The Huffington Post’s Ariel Edwards-Levy has some fun poll results demonstrating exactly how that is happening. Virtually all surveyed Donald Trump voters believe — incorrectly — that the economy added more jobs in 2017 than in 2016. A plurality of Hillary Clinton voters believe the opposite.
Overall, a plurality of people surveyed believe more jobs were created in 2017 than in 2016. But when given a stronger prompt, the picture changes a bit: When people were asked whether more jobs were created in Barack Obama’s last year or in Trump’s first year, the numbers flip, with a narrow plurality crediting Obama.
There are several things going on here. One is that people in general probably believe (correctly) that, overall, 2017 was a better year for the economy, and also may have heard (again, correctly) that the official unemployment rate went down, and concluded (incorrectly) that all the economic and employment news, including newly added jobs, must have gotten better as well.
Another thing is that a stronger partisan prompt has no effect on Trump voters in this case because they don’t need it. It seems likely that Republicans in 2017 were more likely to listen to good economic news and ignore the bad, and since all in all there was more good than bad, they would up thinking everything was good.
From 2010 through 2016, as the mild but steady economic recovery chugged along, those same Republicans almost certainly underrated the economy — just as Republicans tended to deny that the U.S. had entered into a recession during the first half of 2008, when George W. Bush was president.

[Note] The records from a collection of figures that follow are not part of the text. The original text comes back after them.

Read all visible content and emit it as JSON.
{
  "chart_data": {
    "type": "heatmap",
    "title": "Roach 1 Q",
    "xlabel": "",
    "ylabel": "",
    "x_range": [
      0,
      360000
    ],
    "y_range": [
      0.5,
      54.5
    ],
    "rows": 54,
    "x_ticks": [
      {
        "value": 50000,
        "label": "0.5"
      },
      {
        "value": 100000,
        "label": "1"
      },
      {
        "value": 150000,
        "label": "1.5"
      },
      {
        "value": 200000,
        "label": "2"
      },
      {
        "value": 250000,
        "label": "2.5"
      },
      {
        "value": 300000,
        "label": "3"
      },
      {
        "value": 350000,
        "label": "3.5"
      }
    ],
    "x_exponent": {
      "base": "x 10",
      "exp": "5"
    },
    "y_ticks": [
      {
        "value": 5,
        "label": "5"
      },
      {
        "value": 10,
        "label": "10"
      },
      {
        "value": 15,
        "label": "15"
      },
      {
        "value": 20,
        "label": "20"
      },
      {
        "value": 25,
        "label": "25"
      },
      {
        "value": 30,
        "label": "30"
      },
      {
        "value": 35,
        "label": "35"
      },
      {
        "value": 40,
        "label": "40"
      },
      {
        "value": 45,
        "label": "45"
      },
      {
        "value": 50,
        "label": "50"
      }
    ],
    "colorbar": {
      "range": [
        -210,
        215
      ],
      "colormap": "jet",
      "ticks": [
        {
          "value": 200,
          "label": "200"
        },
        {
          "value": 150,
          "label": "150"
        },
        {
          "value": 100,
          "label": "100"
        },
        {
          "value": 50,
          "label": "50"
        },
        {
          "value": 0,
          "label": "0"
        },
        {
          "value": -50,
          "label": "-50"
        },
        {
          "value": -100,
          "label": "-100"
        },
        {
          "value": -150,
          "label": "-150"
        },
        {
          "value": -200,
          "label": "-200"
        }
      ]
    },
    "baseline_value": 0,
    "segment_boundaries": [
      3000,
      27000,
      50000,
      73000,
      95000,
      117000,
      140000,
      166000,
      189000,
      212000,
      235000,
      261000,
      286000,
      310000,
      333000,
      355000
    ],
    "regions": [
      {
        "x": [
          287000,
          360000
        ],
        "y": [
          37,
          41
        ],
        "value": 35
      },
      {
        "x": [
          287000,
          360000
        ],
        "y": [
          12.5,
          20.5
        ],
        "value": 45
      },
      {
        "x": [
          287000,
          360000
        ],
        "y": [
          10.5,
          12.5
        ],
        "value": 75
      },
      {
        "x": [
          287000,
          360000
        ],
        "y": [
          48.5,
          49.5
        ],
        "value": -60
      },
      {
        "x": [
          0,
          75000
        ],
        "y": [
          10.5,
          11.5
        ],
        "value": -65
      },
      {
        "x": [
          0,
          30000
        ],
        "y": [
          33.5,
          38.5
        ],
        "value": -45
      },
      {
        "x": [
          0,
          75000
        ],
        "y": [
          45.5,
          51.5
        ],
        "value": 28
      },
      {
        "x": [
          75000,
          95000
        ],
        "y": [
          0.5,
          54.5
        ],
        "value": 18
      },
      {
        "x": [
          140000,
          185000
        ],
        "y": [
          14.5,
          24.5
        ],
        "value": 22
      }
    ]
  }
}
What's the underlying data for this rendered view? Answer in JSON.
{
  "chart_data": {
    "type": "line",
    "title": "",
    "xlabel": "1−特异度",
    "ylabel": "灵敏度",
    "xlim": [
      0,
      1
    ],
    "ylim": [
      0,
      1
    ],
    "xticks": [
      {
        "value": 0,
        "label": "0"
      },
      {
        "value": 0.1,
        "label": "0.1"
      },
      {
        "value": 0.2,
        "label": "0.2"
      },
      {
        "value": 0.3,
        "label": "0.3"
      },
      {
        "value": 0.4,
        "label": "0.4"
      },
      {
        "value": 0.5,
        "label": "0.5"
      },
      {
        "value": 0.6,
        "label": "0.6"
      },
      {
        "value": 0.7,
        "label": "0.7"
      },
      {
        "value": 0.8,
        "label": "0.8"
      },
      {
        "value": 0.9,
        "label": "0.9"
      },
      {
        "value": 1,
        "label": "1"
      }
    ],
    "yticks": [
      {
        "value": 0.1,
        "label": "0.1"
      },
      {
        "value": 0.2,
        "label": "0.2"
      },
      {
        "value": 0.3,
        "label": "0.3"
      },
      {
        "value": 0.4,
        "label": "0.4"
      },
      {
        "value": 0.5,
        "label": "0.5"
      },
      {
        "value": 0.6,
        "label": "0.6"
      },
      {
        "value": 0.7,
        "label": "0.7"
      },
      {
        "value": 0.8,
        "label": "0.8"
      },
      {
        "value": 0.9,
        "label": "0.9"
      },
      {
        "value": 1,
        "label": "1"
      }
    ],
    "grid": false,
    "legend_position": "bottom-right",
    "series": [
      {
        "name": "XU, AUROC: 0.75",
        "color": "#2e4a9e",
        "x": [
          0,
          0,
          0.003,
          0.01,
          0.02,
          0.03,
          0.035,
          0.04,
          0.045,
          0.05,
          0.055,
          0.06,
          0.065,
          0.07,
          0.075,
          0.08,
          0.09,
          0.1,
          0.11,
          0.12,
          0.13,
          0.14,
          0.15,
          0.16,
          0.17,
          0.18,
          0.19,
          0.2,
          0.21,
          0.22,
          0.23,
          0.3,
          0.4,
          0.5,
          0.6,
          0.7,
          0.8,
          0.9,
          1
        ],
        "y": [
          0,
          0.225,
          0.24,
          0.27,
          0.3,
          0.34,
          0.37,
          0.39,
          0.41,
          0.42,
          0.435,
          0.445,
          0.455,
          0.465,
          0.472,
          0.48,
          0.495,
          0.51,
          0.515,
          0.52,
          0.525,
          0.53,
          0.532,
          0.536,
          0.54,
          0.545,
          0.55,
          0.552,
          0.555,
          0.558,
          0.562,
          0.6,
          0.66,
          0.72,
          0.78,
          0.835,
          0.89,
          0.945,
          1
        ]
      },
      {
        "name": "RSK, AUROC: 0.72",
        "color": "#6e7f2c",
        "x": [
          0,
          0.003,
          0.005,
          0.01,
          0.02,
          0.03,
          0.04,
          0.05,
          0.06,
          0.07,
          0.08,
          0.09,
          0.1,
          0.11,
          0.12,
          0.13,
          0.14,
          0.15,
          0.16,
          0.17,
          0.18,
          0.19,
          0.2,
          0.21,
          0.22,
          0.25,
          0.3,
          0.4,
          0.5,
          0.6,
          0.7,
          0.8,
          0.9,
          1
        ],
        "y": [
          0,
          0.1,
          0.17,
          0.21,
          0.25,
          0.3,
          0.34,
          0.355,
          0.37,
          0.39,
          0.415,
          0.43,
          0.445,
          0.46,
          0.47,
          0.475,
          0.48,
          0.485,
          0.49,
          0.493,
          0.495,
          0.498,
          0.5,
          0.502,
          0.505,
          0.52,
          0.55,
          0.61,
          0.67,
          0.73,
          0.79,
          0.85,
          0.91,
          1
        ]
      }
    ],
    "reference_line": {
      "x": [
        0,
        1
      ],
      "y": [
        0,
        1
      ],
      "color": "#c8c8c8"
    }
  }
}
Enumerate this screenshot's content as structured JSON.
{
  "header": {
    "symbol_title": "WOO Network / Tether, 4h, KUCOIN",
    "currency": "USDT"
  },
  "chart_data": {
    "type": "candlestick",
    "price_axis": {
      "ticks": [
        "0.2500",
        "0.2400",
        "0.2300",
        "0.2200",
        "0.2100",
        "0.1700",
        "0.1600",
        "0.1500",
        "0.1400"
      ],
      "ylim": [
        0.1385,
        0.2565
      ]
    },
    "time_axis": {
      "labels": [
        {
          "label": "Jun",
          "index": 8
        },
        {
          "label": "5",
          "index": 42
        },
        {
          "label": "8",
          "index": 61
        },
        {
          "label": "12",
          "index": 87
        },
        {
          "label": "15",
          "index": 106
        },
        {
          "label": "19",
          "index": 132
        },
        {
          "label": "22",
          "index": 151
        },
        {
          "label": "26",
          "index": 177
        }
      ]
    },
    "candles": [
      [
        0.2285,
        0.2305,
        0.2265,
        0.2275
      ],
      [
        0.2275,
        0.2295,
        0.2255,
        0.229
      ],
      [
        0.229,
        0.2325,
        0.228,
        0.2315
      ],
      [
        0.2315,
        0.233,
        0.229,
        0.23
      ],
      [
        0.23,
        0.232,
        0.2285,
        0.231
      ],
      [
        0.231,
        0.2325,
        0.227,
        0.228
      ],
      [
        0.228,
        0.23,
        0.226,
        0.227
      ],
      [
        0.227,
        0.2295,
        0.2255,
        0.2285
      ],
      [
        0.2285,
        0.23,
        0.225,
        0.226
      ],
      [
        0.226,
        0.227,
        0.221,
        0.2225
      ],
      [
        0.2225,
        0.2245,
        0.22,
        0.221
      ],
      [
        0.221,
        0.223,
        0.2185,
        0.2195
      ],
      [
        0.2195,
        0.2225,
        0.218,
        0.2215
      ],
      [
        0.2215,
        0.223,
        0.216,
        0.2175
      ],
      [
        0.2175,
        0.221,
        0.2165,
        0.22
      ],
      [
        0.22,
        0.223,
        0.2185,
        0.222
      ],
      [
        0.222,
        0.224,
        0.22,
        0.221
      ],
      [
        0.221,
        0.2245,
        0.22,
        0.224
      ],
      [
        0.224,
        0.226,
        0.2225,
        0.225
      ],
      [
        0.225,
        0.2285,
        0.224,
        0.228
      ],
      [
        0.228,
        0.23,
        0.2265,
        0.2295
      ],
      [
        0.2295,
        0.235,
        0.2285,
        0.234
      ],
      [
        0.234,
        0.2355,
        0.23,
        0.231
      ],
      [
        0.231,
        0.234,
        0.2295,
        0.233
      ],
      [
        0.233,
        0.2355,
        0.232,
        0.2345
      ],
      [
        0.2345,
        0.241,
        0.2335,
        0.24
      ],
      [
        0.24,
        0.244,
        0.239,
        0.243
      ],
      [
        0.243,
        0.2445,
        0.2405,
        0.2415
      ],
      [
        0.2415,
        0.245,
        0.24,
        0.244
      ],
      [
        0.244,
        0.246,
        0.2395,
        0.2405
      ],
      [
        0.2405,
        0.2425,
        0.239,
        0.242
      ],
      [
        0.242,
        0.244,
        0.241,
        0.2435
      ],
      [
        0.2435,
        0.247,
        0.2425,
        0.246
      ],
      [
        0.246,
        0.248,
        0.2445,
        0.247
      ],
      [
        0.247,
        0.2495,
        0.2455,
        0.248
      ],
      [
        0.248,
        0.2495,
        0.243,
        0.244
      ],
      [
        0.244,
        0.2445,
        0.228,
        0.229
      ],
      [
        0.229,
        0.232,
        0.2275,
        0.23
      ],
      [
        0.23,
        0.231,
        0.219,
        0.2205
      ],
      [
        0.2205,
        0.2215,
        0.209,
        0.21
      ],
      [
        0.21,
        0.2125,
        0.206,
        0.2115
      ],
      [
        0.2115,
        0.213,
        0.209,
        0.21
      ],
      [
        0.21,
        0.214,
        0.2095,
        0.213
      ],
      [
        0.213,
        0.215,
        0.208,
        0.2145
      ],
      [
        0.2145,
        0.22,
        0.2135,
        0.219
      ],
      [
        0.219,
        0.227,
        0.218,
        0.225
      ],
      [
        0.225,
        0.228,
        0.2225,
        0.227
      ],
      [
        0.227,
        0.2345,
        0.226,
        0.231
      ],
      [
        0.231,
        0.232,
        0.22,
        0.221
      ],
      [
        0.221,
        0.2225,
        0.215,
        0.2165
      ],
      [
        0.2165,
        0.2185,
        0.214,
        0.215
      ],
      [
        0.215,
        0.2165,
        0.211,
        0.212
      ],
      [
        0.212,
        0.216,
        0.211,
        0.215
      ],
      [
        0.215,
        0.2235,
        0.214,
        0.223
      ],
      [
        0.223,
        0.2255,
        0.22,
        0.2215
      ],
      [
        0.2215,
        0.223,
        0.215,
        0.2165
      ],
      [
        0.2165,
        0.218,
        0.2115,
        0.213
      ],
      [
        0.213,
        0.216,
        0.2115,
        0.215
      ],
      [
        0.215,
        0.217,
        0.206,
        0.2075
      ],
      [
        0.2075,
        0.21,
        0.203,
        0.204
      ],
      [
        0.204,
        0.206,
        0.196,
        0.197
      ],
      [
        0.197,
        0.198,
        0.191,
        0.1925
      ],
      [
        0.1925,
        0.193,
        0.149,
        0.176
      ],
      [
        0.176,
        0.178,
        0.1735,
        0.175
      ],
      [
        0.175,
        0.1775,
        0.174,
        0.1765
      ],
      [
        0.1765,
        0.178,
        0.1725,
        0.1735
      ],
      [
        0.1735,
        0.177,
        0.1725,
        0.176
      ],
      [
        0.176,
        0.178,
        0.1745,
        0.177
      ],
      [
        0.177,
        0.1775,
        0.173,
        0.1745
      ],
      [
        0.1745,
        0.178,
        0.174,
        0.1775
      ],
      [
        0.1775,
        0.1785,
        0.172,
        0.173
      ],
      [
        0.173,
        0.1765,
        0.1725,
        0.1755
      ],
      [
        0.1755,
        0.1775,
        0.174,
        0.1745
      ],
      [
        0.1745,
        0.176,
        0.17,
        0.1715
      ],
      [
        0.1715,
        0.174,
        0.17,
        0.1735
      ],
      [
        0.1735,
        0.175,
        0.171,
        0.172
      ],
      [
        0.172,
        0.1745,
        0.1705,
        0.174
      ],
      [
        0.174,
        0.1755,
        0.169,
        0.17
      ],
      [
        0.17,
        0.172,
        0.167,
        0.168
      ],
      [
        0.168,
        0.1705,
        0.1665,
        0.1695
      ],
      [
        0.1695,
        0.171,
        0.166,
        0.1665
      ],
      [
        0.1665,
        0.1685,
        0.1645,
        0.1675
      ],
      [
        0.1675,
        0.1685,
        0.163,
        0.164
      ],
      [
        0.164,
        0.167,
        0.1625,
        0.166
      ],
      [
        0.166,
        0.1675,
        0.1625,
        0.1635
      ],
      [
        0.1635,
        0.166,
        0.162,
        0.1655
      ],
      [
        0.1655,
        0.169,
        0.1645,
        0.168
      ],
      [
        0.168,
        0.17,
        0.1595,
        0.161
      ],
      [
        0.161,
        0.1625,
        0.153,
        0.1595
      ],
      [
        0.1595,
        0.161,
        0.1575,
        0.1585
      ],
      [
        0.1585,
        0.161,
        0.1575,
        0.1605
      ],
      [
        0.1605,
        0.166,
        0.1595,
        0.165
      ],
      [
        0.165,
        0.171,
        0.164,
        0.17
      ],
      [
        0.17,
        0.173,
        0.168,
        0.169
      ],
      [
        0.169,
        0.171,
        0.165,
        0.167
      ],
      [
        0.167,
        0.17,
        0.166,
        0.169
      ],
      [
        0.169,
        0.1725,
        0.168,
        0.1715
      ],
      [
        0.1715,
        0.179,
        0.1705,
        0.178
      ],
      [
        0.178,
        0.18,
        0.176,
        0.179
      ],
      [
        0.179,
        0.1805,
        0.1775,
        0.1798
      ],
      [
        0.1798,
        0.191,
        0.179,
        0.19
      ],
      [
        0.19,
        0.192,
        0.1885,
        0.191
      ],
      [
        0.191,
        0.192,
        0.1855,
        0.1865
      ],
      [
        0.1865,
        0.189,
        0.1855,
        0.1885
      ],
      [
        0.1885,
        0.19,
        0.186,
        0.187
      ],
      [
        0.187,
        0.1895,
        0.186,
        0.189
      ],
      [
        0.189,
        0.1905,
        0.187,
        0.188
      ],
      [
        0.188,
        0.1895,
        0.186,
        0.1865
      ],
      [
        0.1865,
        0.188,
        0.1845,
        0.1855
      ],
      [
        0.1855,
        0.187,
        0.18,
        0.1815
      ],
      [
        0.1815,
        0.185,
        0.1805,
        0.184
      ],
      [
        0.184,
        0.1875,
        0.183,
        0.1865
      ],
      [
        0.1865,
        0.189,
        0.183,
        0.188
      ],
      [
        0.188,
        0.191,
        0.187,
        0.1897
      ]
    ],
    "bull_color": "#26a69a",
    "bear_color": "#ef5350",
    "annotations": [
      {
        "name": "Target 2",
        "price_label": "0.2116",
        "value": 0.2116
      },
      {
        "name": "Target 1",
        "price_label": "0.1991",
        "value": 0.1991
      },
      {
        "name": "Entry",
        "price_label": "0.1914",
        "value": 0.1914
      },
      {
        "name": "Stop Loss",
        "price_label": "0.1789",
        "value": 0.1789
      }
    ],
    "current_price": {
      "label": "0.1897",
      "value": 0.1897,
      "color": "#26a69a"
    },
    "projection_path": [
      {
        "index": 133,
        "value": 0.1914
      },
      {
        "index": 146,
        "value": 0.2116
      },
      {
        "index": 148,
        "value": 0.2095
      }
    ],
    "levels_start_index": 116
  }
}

That was an impressive feat of cognitive bias, but it’s not the worst one I know about. Democrats during Ronald Reagan’s presidency somehow convinced themselves that inflation actually rose while that Republican was in the White House. Because Reagan had been elected in large part because of 1970s inflation and few by the end of his term even talked about it, that was a truly impressive feat of partisan cognitive bias.
The good news is that despite all that, economic fundamentals still have an impressive effect on election results, which gives incumbent politicians a strong incentive to lift up the economy (and in the process presumably make people’s lives better), even though partisans will predictably discount a lot of what happens. There are enough true swing voters and weak partisans who will react (more or less) to reality that self-interested politicians will care about reality, too.
Sure, it’s more or less; after all, most people in the survey cited above got the fact wrong. But it’s close enough to make that function of elections reasonably successful.